The tumble dryer earns its keep in convenience and loses it everywhere else. It’s one of the thirstiest appliances most homes own, and on a chilly day it can quietly use as much electricity as leaving a dozen lights on for hours. Swap it for a rack and you stop feeding that meter altogether.
There’s a second, quieter saving too. All that heat and tumbling is rough on fabric — the lint you scoop out of the filter is your clothes, shed fibre by fibre. Elastic goes slack, prints crack, seams loosen. Air-drying is gentle: garments hold their shape, their colour and their stretch for far longer, which is the cheapest wardrobe upgrade going.
The honest caveat is that indoor drying adds moisture to the air, and in a poorly ventilated flat that can mean condensation or mould. The fix is simple — dry near an open window, crack a vent, or run an extractor for a while — and in summer, an outdoor line or balcony airer does the whole job for free with a sun-fresh smell no dryer sheet can fake. Start with the easy loads and keep the dryer only for the days you truly need it.
How to do it
- Give each item a sharp snap as it comes out of the machine — it knocks out creases and helps things dry faster and flatter.
- Hang shirts and dresses on hangers straight onto a rail or door frame; lay knitwear flat so it keeps its shape.
- Set up a folding airer near a radiator, a sunny window or a well-ventilated spot — bathrooms work if you crack a window.
- Space items out so air can move between them; an overpacked rack stays damp for days.
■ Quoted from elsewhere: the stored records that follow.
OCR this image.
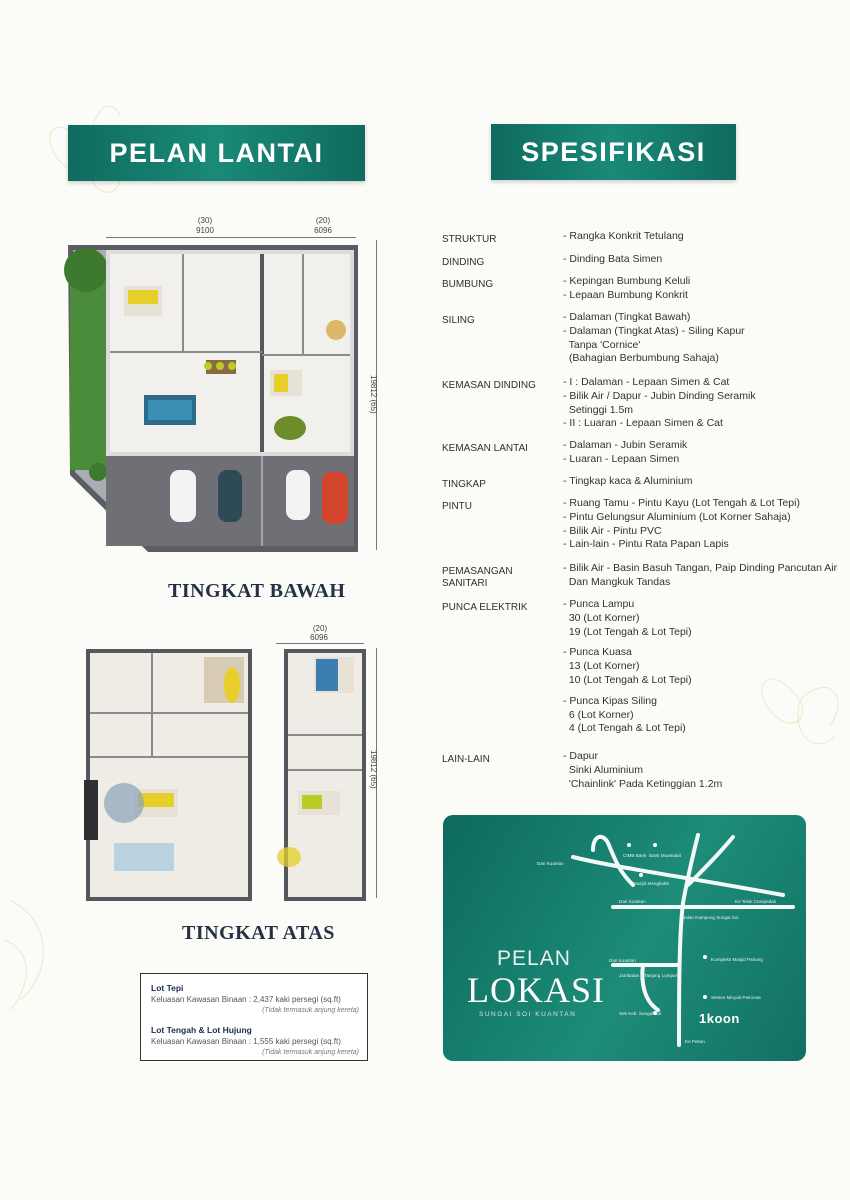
PELAN LANTAI	SPESIFIKASI
(30)
9100
(20)
6096
19812 (65)
TINGKAT BAWAH
(20)
6096
19812 (65)
TINGKAT ATAS
Lot Tepi
Keluasan Kawasan Binaan : 2,437 kaki persegi (sq.ft)
(Tidak termasuk anjung kereta)
Lot Tengah & Lot Hujung
Keluasan Kawasan Binaan : 1,555 kaki persegi (sq.ft)
(Tidak termasuk anjung kereta)
STRUKTUR	- Rangka Konkrit Tetulang
DINDING	- Dinding Bata Simen
BUMBUNG	- Kepingan Bumbung Keluli
- Lepaan Bumbung Konkrit
SILING	- Dalaman (Tingkat Bawah)
- Dalaman (Tingkat Atas) - Siling Kapur
Tanpa 'Cornice'
(Bahagian Berbumbung Sahaja)
KEMASAN DINDING	- I : Dalaman - Lepaan Simen & Cat
- Bilik Air / Dapur - Jubin Dinding Seramik
Setinggi 1.5m
- II : Luaran - Lepaan Simen & Cat
KEMASAN LANTAI	- Dalaman - Jubin Seramik
- Luaran - Lepaan Simen
TINGKAP	- Tingkap kaca & Aluminium
PINTU	- Ruang Tamu - Pintu Kayu (Lot Tengah & Lot Tepi)
- Pintu Gelungsur Aluminium (Lot Korner Sahaja)
- Bilik Air - Pintu PVC
- Lain-lain - Pintu Rata Papan Lapis
PEMASANGAN SANITARI
- Bilik Air - Basin Basuh Tangan, Paip Dinding Pancutan Air
Dan Mangkuk Tandas
PUNCA ELEKTRIK	- Punca Lampu
30 (Lot Korner)
19 (Lot Tengah & Lot Tepi)
- Punca Kuasa
13 (Lot Korner)
10 (Lot Tengah & Lot Tepi)
- Punca Kipas Siling
6 (Lot Korner)
4 (Lot Tengah & Lot Tepi)
LAIN-LAIN	- Dapur
Sinki Aluminium
'Chainlink' Pada Ketinggian 1.2m
Dari Kuantan
CIMB Bank Bank Muamalat
Masjid Mengkabit
Dari Kuantan	Ke Teluk Cempedak
Jalan Kampung Sungai Soi
Dari Kuantan
Jambatan 2 Tanjung Lumpur
Kompleks Masjid Pahang
Stesen Minyak Petronas
Sek Keb. Sungai Soi
Ke Pekan
PELAN
LOKASI
SUNGAI SOI KUANTAN	1koon
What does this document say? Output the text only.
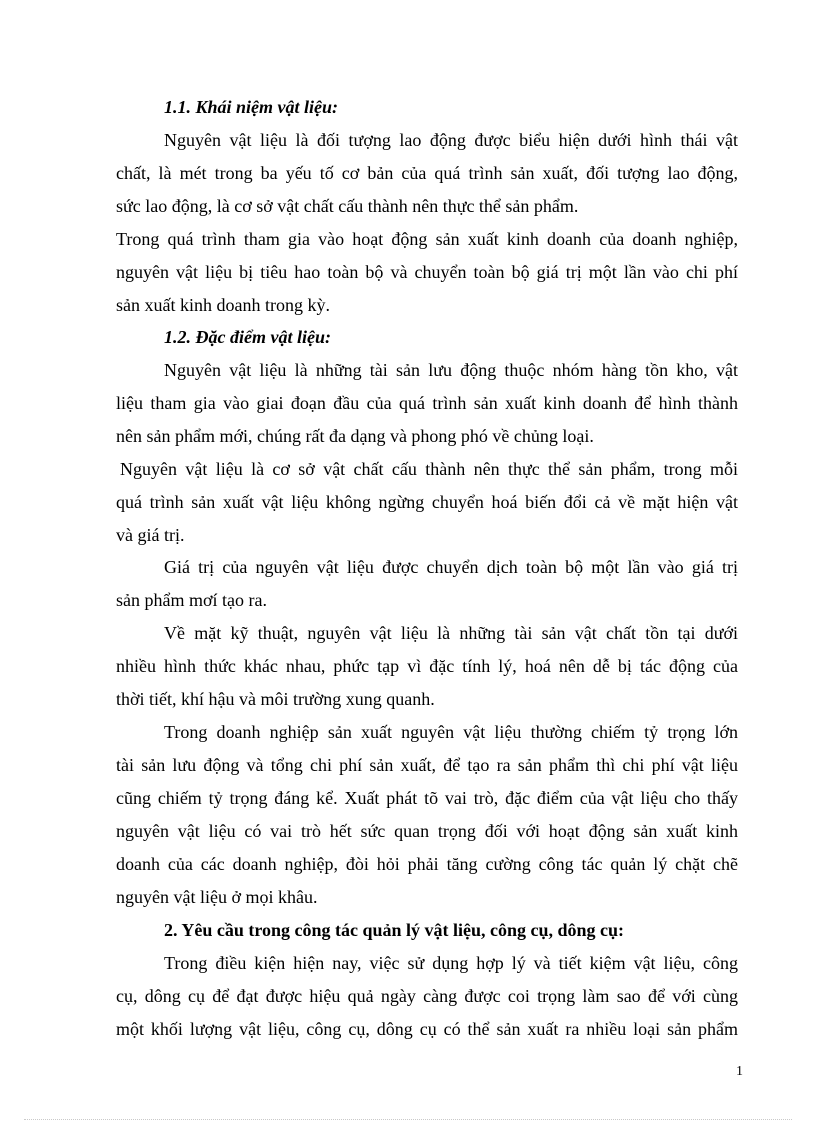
1.1. Khái niệm vật liệu:
Nguyên vật liệu là đối tượng lao động được biểu hiện dưới hình thái vật
chất, là mét trong ba yếu tố cơ bản của quá trình sản xuất, đối tượng lao động,
sức lao động, là cơ sở vật chất cấu thành nên thực thể sản phẩm.
Trong quá trình tham gia vào hoạt động sản xuất kinh doanh của doanh nghiệp,
nguyên vật liệu bị tiêu hao toàn bộ và chuyển toàn bộ giá trị một lần vào chi phí
sản xuất kinh doanh trong kỳ.
1.2. Đặc điểm vật liệu:
Nguyên vật liệu là những tài sản lưu động thuộc nhóm hàng tồn kho, vật
liệu tham gia vào giai đoạn đầu của quá trình sản xuất kinh doanh để hình thành
nên sản phẩm mới, chúng rất đa dạng và phong phó về chủng loại.
Nguyên vật liệu là cơ sở vật chất cấu thành nên thực thể sản phẩm, trong mỗi
quá trình sản xuất vật liệu không ngừng chuyển hoá biến đổi cả về mặt hiện vật
và giá trị.
Giá trị của nguyên vật liệu được chuyển dịch toàn bộ một lần vào giá trị
sản phẩm mơí tạo ra.
Về mặt kỹ thuật, nguyên vật liệu là những tài sản vật chất tồn tại dưới
nhiều hình thức khác nhau, phức tạp vì đặc tính lý, hoá nên dễ bị tác động của
thời tiết, khí hậu và môi trường xung quanh.
Trong doanh nghiệp sản xuất nguyên vật liệu thường chiếm tỷ trọng lớn
tài sản lưu động và tổng chi phí sản xuất, để tạo ra sản phẩm thì chi phí vật liệu
cũng chiếm tỷ trọng đáng kể. Xuất phát tõ vai trò, đặc điểm của vật liệu cho thấy
nguyên vật liệu có vai trò hết sức quan trọng đối với hoạt động sản xuất kinh
doanh của các doanh nghiệp, đòi hỏi phải tăng cường công tác quản lý chặt chẽ
nguyên vật liệu ở mọi khâu.
2. Yêu cầu trong công tác quản lý vật liệu, công cụ, dông cụ:
Trong điều kiện hiện nay, việc sử dụng hợp lý và tiết kiệm vật liệu, công
cụ, dông cụ để đạt được hiệu quả ngày càng được coi trọng làm sao để với cùng
một khối lượng vật liệu, công cụ, dông cụ có thể sản xuất ra nhiều loại sản phẩm
1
- In winter, run the airer in a room you can ventilate, or open a window for ten minutes to let the moisture escape and avoid damp patches.
Pro tips & pitfalls
- Drying indoors raises humidity — open a window or run an extractor for a bit so you're drying clothes, not growing mould on the walls.
- If you genuinely need a dryer for towels or in a damp flat, a heat-pump model uses roughly half the electricity of a vented one, and dropping to a lower-heat setting is gentler on fabric.
What it's good for
Good for the planet
- Saves energy A tumble dryer is one of the biggest single power draws in the home; air-drying a couple of loads a week skips it entirely.
- Saves resources Less heat-tumbling means far less wear — that grey fluff in the lint trap is literally your clothes wearing away, so garments last years longer.
Good for you
- Saves money Cutting out the dryer can trim roughly €50–120 a year off the electricity bill, depending on how often you ran it.